Brain tumors suck. Hi, I'm Patrick btw. This is my cancer blog. My "normal" stuff is over here.
I’ll make it short today: Check out my guest blog post over at Spero for Cancer. The original title was “Preparing for the Inevitable”, but I guess it didn’t fit the theme :). I’m mainly touching two topics I want to write about in more depth here when I find the time: Working out (I already did so in 2013, I think an update is in order), meditation, and what both have to do with cancer.
Disclaimer: I am not affiliated with Spero nor do I endorse their app in any way. I didn’t even had the chance to test it yet, as there is currently no Android version available. They just asked nicely if I would write a guest post, so I did.
Update 2018-03-27: Apparently, Spero went the way of so many other startups and vanished, at least the article is not online any more. So here it is as it was published in their blog, for completeness sake.
As in every proper cancer blog post, first the background: I was diagnosed with a malignant brain tumor (Oligoastrocytoma grade III) in February 2011. I had a tonic-clonic seizure in the middle of the night, ambulance to the hospital, MRI and EEG to check what happened. They found the tumor in my left frontal lobe, surgery was scheduled for about a week and half later. Got about 90% of the tumor removed. The problem with brain cancer is, you cannot just cut out with a safety margin like with other cancer types, as you need your brain to be as intact as possible (well, at least most of us do, let’s leave politicians out of this for now). The last 10% were just not worth it.
There are also always more tumor cells in the surrounding tissue, so without a complete removal of my brain (what would you even call that? Cerebrectomy?) the risk does not outweigh the benefits. Since then I did a round of Chemotherapy with Temodar directly after surgery and just recently Radiotherapy, both of which went rather well for me. The most obvious side effect is the hair loss from Radiotherapy, but I can live with that. Being bald can actually be quite liberating and I’ve grown to like the look.

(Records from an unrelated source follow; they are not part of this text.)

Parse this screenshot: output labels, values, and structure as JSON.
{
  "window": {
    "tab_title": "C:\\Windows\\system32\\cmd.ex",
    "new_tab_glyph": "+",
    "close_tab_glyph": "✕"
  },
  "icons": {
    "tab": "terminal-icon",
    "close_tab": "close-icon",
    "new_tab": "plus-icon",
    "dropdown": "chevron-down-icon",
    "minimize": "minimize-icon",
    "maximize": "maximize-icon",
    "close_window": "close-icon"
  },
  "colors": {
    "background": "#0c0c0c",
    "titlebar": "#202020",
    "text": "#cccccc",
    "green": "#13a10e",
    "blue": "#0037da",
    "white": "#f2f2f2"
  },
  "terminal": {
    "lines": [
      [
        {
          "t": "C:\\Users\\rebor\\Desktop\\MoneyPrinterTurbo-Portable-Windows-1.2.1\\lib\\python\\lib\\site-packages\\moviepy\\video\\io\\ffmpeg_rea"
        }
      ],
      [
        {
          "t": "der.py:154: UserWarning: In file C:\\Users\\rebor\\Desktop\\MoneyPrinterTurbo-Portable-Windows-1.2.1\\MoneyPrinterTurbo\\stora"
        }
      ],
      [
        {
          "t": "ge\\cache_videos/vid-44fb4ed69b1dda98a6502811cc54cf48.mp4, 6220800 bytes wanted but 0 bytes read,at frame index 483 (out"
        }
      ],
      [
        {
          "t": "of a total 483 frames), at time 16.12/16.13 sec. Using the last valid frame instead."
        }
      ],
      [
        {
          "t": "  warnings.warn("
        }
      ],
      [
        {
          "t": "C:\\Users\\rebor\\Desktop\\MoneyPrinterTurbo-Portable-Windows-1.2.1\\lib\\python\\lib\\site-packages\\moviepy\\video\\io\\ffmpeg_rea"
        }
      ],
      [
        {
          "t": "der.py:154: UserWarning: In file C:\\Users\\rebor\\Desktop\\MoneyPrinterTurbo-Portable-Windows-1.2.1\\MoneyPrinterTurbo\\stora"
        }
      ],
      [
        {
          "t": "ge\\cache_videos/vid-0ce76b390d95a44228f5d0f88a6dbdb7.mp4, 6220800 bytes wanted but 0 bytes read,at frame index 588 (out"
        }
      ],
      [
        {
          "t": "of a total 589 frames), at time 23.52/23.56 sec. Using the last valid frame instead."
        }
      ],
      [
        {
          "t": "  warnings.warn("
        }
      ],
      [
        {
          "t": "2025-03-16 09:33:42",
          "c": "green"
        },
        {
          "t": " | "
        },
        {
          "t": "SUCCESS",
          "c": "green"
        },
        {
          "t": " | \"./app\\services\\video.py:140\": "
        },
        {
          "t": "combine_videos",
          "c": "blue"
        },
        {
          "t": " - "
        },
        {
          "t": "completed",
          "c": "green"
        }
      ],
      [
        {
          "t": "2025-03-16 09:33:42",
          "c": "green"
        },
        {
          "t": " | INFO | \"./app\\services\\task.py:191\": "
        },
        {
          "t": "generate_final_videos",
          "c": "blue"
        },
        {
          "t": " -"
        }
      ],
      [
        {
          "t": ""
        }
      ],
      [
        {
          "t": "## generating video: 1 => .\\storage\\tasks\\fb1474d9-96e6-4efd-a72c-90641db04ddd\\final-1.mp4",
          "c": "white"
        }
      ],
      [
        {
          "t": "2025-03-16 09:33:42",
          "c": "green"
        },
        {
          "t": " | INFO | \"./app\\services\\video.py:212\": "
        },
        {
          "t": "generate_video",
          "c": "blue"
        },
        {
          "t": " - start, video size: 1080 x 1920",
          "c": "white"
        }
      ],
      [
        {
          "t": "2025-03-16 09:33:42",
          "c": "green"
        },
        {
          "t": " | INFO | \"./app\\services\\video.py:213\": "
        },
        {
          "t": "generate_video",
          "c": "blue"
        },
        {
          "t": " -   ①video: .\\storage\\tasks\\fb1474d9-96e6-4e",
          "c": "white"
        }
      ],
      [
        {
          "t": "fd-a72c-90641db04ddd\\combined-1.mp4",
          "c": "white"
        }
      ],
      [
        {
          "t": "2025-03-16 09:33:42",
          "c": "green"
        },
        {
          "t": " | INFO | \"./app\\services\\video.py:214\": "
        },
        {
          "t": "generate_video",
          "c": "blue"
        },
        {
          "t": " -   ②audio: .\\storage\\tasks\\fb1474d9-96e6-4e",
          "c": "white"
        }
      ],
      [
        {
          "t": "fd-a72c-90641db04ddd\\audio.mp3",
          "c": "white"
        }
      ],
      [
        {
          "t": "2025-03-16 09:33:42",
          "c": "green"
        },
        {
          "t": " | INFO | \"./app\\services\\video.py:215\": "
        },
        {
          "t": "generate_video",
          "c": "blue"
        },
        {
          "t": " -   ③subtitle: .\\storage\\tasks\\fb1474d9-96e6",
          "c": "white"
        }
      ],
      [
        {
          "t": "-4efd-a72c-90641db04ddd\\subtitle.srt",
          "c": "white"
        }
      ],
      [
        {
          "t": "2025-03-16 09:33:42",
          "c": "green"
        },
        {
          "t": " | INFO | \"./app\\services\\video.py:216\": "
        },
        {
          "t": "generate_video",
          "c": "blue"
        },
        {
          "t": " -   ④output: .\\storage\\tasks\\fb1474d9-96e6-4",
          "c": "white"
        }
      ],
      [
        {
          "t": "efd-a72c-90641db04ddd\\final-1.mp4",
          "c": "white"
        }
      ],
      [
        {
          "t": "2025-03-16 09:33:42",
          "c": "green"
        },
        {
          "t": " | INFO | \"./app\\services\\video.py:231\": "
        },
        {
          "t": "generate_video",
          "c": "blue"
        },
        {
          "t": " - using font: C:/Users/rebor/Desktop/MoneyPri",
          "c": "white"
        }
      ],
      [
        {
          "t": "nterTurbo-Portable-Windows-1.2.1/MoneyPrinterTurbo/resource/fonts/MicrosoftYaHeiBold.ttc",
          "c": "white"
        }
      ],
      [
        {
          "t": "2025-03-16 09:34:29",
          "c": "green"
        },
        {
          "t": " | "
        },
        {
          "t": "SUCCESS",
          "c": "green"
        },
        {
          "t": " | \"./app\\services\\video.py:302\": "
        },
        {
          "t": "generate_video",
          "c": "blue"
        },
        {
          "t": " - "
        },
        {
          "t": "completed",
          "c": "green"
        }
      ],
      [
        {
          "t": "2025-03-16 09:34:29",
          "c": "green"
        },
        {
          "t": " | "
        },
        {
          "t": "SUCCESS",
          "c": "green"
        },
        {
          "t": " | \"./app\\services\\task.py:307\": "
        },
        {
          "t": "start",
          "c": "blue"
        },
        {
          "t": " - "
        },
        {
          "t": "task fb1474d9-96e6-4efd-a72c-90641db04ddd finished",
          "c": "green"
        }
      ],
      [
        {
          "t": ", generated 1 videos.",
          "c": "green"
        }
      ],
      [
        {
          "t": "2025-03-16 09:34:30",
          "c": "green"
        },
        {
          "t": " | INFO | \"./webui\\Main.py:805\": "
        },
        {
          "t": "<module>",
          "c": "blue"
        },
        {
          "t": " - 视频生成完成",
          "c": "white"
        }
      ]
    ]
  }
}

I believe one of the hardest parts of a brain cancer diagnosis is that you just have to accept that whatever you do, you will not be able to get rid of the cancer and things will never be the same. Sure, there are statistics telling you when you are considered “healed” and we are talking about “cancer survivors”, but deep down every patient knows that someday, their cancer might come back.
For some cancer types the statistics are better, for some they are worse. With brain tumors (like Oligoastrocytoma), the question is usually not if, but when it returns. They also very often mutate to a more aggressive type where at least the statistics still talk about months and not years to live (mind you, statistics can never give a qualified prediction of your individual case, which is why every professional oncologist will deny you a definitive answer to the question “How long do I still have?”). There is this feeling of helplessness because it is completely out of your control.
So, should we just give in and do nothing, as it doesn’t really matter? No way! I might not be able to control cancer itself, but I can control how I treat my body and mind. I was always very active sports-wise, so I started to do strength training three times a week as soon as I could walk again (which I couldn’t after surgery, by the way, because of a hemiparesis of my right side). At 6’2″ (189 cm), I went up from my meager 140 pounds (64 kg) to a more healthy 174 pounds (80 kg) by watching my diet and training hard.
I feel that the more resilient I make my body, the better I can cope with whatever my brain tumor will try to do next. I also like to imagine I can intimidate it by making myself as strong and healthy as possible, so that it is scared of putting up a fight with me. It’s all just imagination, but it helps me to feel better.
I also started to meditate a couple of months ago, which is the equivalent for my mind, as it makes me more resilient against stress and whatever negative thoughts I might have regarding my outlook on life with a brain tumor. I always tell people that I have no idea when I will die, but I’m pretty confident of knowing what the cause of my death will be. Which can, in a strange and twisted way, be kind of comforting.
Please be aware that I do my strength training and meditation practice not only because I have cancer, but first of all because I love doing them. I guess what I want to say is: I know I cannot control my cancer, but I can control my cancer story. Anyone can.